Verdict: An Intriguing Tale That Keeps You Hooked.
A psychedelic display of the title sequence in the beginning with haunting music at the background leaves you expecting more out of this low budget psychological thriller starring critically acclaimed actor Parvin Dabas in the lead. But soon, you are left stunned when the initial scene almost gives a hint of what you are going to watch for the next one and a half hours. Not just that but you also find the camera work shaky in the next couple of scenes. But wait? Stop your thoughts running a marathon because there remains a lot to be seen. Just when you start missing the thriller element, the movie gives you hopes once again.
This is the exact description of my initial thoughts post the film began. Directed, written and produced by debutante Vijit Sharma, Mirror Game will give you a strong nostalgia if you have already watched David Fincher’s psychological thriller Gone Girl. The film’s title is inspired by the mirror game; a reference borrowed from V. Spolin’s seminal book Improvisation for the Theater where a pair of actors mirror each other. In the context of the film, the mirror game refers to the deeper issues of mental health and disturbance that trap a person psychologically.
The first scene cuts to the 9th day where we see the protagonist committing suicide. Keeping this suspense aside, the director then takes us to day 1; where it all began. Professor Jay Verma (Parvin Dabas), a patient suffering from a mental disorder, meets an enthusiastic student Ronnie (Dhruv Bali) who wants Jay to mentor him for his thesis based on the Professor’s research paper de-linking genetics from psychiatry. The professor agrees to help Ronnie but makes a dangerous deal asking the student to kill his wife, who he thinks is having an affair. Everything goes as planned until things go haywire on the D-day. Jay’s wife goes missing and a police investigation led by Sara Shenoy (Sneha Ramachander) leads to a stage where Jay Verma’s sanity gets questioned. What follows is a ravelling puzzle that makes the guessing game more and more fun for the viewer. Does Ronnie really exist or is he a creation of Jay’s own mind?

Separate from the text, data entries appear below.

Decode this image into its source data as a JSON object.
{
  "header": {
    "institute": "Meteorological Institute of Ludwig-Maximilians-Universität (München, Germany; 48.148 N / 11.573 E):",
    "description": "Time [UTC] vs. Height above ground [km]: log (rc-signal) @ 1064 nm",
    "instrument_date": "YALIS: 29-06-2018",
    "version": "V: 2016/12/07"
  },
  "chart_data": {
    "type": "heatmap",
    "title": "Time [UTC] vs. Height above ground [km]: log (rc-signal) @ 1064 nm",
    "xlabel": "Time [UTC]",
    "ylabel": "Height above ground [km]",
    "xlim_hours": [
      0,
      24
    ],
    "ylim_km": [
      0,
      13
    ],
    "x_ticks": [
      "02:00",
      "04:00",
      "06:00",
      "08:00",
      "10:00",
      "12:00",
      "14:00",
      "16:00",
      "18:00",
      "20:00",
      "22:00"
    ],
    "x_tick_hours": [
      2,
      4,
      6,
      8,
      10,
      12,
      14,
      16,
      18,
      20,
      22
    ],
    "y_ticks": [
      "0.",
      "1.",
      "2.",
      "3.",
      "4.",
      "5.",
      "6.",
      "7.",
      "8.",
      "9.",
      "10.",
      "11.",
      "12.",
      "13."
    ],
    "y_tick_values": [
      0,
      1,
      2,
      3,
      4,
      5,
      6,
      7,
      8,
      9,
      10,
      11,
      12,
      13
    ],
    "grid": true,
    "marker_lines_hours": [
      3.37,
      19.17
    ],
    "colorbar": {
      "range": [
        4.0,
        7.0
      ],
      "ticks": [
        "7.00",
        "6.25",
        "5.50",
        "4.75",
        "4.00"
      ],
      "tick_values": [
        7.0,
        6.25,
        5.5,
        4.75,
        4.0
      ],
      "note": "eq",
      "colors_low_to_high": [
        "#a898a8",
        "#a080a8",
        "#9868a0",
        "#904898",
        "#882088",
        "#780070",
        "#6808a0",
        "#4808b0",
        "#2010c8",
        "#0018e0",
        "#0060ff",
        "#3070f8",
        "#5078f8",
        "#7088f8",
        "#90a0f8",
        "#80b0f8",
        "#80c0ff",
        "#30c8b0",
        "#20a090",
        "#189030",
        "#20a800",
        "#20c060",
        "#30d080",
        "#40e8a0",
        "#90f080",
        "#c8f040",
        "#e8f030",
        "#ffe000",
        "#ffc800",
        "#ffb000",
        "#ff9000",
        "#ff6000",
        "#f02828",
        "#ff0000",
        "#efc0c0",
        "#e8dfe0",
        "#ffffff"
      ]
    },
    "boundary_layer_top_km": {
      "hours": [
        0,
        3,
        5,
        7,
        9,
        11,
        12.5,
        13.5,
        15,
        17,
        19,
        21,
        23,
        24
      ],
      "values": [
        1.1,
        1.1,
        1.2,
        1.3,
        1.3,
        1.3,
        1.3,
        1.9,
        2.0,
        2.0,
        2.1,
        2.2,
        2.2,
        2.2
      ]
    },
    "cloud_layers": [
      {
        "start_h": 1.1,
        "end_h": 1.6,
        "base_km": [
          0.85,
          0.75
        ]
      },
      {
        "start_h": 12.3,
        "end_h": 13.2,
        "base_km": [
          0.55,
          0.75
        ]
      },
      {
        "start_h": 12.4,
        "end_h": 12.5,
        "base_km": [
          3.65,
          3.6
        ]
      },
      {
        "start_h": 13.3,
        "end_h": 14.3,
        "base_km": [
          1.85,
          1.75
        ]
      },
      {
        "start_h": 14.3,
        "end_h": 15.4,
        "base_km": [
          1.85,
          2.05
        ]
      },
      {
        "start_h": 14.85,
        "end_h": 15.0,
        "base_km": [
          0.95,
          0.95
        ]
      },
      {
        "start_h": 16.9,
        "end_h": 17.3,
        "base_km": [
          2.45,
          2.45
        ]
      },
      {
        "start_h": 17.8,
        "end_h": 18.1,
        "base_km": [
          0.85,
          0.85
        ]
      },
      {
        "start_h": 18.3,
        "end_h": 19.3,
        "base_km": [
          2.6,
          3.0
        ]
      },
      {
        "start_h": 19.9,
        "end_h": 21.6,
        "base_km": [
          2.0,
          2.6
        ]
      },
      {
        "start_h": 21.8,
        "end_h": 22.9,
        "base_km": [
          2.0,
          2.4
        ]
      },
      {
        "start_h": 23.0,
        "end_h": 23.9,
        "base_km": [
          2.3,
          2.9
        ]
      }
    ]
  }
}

Acting wise, Parvin Dabas and Sneha Ramachander nail it while Dhruv Bali in his awkward posture throughout the film fails to impress in the second half of the film. Omi Vaidya’s potential remains untapped whereas Pooja Batra in her brief screen time miserably fails to make a comeback. The film boasts of some really aesthetic long shots while also treating us with good background score in certain parts. The film is extremely slow paced and that remains the fundamental flaw alongside the predictability of the story. Overall, the film makes for a decent one time watch if you are someone who gets excited by thrillers and mind games. Though a thriller, there are no scenes that would evoke emotions of impatience or sudden rolling of your eyes in shock. A watertight screenplay would have made the film much better.
Why You Should Watch This Movie:
If you have a penchant for thrillers and love the guessing game until a film’s climax, Mirror Game will definitely leave you delighted. Also, those who need a break from the usual melodrama and typicality of Bollywood, can go for this content-driven film.